## OHLC Stock Data
Gather OHLC (open, high, low, close) data for selected stocks from Yahoo Finance. The following code provides two methods of data collection.
1. Pull the full OHLC data for all available timeframes for each stock symbol in a list.
2. Pull OHLC data for specified dates for each stock symbol in a list. (Useful for appending existing SQL database.)

In [1]:
import pandas as pd
import numpy as np
from datetime import date
import yfinance as yf

from sqlalchemy import create_engine
from sqlalchemy_utils import database_exists, create_database
import psycopg2

# connect to Docker SQL database
#engine = create_engine('postgresql+psycopg2://postgres:########@###.###.##.##:54320/finance')

#### Get Complete OHLC Data
Using the S&P 500 (pulled from existing SQL database), collect OHLC data for each stock symbol in a list and write data to SQL database.

Function takes any list of equity symbols, so these could be a list of symbols in an ETF or companies that you own in a portfolio.

In [2]:
# grab the sp500
stocks = pd.read_sql("SELECT DISTINCT symbol FROM equity_info.sp500", con = engine)
symbols = list(stocks['symbol'].sort_values())

# check contents
symbols[1:10]

['AAL', 'AAP', 'AAPL', 'ABBV', 'ABC', 'ABMD', 'ABT', 'ACN', 'ADBE']

In [None]:
import time
for i in symbols[0:len(symbols)]:
    
    try:
        ohlc = yf.Ticker(i).history(period="max")
        ohlc.to_sql(name = i, schema = 'ohlc_yf', con=engine, if_exists='append')
        time.sleep(.5)
    
    except:
        print('Error obtaining OHLC for ' + str(i))
        pass

#### Update OHLC Data
After running the code above, for the future only new data need to be collected and added to the database. The following function gathers a list of all tables in a SQL database of OHLC data to get a list of equities for which data already exist. Then, a 

In [None]:
# what do we have data for already in database? - list all tables in schema
db_tables = pd.read_sql("SELECT table_name FROM information_schema.tables \
       WHERE table_schema = 'ohlc_yf'", con = engine)
tables = db_tables['table_name'].tolist()
tables[0:10]

In [None]:
# define variables for use in functions below
last_dates = list()
tickers_list = list()
today = list()

# list all tables in schema of OHLC data
db_tables = pd.read_sql("SELECT table_name FROM information_schema.tables \
       WHERE table_schema = 'ohlc_yf'", con = engine)
tables = db_tables['table_name'].tolist()

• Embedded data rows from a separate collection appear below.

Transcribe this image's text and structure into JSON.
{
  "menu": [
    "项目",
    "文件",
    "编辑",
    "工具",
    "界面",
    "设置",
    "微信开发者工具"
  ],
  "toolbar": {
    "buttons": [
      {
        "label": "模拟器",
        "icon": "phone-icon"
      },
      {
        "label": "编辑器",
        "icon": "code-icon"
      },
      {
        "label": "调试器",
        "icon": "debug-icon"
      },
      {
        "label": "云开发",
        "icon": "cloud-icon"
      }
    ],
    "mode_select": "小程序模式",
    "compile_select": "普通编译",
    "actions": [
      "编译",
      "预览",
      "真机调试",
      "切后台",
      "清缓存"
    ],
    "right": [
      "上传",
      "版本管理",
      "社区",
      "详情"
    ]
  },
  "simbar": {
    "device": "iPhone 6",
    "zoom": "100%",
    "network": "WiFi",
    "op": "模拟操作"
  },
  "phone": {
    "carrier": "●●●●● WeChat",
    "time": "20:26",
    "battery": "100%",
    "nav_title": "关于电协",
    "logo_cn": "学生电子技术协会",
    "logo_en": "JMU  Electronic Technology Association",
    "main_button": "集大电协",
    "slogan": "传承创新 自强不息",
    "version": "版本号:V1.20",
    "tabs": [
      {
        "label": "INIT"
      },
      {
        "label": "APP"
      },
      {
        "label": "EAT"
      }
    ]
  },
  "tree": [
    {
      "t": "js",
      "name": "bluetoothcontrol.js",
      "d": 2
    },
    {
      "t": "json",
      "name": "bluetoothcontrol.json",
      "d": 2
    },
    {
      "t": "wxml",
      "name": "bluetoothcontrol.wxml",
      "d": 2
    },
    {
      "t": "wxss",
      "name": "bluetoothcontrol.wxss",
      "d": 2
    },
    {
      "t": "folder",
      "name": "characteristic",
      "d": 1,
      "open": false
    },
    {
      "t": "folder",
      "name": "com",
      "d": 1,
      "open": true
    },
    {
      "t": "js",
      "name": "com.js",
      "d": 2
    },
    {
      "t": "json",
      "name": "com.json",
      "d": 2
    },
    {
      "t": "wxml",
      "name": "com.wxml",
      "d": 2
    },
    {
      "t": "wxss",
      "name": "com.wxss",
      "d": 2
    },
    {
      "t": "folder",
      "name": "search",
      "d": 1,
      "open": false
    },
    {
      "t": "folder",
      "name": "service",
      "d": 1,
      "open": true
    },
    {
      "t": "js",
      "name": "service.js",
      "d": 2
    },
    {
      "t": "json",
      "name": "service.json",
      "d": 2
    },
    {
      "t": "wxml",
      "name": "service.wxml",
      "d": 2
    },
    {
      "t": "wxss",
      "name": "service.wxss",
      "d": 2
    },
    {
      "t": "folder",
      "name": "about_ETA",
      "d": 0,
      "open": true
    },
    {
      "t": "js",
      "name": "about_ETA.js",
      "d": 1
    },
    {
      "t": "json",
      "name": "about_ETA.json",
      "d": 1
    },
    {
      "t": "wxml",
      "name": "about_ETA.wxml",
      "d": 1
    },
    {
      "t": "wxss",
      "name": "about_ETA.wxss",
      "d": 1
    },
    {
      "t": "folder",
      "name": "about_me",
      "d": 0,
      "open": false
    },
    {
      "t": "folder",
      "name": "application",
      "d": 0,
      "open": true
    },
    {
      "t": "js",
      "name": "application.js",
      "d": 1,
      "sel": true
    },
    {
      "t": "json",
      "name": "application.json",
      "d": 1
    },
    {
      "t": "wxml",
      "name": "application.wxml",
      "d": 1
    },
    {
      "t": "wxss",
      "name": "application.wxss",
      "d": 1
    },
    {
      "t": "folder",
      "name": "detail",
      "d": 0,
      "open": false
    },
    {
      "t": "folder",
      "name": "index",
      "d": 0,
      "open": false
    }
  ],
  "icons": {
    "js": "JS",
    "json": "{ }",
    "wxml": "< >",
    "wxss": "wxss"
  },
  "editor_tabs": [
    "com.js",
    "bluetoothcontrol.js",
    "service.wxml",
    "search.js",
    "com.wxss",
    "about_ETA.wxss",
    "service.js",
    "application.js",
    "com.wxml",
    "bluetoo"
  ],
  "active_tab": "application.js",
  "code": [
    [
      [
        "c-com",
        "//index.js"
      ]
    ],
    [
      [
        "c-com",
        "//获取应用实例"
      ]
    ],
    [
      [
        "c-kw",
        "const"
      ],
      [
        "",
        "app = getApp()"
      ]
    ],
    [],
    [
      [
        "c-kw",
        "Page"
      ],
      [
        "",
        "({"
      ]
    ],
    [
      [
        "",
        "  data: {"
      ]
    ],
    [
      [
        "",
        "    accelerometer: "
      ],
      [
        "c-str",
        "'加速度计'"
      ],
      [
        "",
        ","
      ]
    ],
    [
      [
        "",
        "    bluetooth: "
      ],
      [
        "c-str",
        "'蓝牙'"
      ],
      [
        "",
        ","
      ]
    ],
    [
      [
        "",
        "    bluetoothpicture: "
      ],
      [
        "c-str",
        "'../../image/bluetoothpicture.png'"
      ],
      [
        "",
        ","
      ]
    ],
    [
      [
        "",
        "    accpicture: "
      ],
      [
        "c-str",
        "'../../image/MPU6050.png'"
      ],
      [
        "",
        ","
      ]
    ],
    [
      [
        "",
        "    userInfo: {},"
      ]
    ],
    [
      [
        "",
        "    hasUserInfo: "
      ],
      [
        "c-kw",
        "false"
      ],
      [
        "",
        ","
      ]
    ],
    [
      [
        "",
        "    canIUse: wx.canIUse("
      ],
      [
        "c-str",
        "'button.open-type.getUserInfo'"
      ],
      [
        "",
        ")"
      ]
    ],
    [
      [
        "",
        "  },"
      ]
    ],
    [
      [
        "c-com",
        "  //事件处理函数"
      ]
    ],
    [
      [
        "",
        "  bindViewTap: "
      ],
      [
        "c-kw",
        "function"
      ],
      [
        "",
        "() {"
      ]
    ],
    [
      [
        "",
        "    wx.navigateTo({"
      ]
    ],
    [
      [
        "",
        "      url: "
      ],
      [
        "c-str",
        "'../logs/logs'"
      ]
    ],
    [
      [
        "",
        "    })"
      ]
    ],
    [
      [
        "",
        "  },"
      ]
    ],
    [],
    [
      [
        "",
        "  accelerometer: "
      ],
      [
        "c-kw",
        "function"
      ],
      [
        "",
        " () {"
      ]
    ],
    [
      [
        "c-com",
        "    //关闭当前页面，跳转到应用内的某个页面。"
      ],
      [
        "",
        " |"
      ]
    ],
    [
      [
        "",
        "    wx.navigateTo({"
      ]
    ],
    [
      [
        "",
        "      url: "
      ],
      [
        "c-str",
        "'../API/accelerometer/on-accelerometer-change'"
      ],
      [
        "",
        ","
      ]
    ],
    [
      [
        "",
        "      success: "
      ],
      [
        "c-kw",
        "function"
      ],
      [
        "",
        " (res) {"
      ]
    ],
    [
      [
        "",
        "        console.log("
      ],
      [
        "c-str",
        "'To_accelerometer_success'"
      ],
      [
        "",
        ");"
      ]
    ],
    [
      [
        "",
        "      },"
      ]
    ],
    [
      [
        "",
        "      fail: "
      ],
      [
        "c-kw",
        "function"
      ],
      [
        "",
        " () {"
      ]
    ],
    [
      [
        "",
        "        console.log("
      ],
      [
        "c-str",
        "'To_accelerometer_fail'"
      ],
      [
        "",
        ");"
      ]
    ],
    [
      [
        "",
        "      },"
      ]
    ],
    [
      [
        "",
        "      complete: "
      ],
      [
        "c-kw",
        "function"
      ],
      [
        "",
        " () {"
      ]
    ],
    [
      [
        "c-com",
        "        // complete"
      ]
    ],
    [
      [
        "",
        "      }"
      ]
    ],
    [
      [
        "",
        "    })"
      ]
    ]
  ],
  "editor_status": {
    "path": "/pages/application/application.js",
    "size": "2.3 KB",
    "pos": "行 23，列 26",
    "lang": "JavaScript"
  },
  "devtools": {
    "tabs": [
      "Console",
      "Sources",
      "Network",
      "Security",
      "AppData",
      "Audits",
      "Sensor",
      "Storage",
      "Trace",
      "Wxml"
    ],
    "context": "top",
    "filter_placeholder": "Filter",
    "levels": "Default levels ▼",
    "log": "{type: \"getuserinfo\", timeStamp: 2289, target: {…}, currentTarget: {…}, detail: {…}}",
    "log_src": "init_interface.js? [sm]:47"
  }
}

# turn list of tables into a dataframe of stock symbol, last date of data, today's date
for i in tables:
    
    try:
        ticker_df = pd.read_sql_table(i, engine, schema='ohlc')
        
        last_date = ticker_df['Date'].max()
        ticker_symbol = i
        
        last_dates.append(last_date)
        tickers_list.append(ticker_symbol)
        today.append(date.today())
    
    except:
        print('Error obtaining data for ' + str(i))
        pass


# append these lists into a dataframe
df = pd.DataFrame(list(zip(tickers_list, last_dates, today)),
                 columns = ['symbol','last_date','today'])

df

In [None]:
# for each ticker, grab data for the missing dates up to today and paste them to sql database
for a, b, c in df.itertuples(index=False):
    
    try:
        ohlc = yf.Ticker(a).history(start = b, end = c)
        ohlc.to_sql(name = a, schema = 'ohlc_yf', con=engine, if_exists='append')
        time.sleep(.5)
    
    except:
        print('Error obtaining OHLC for ' + str(a))
        pass

In [None]:
# read SQL data into python to verify function worked using first symbol in the dataframe
pd.read_sql_table(table_name = df.iloc[0,0], schema='ohlc_yf', con=engine)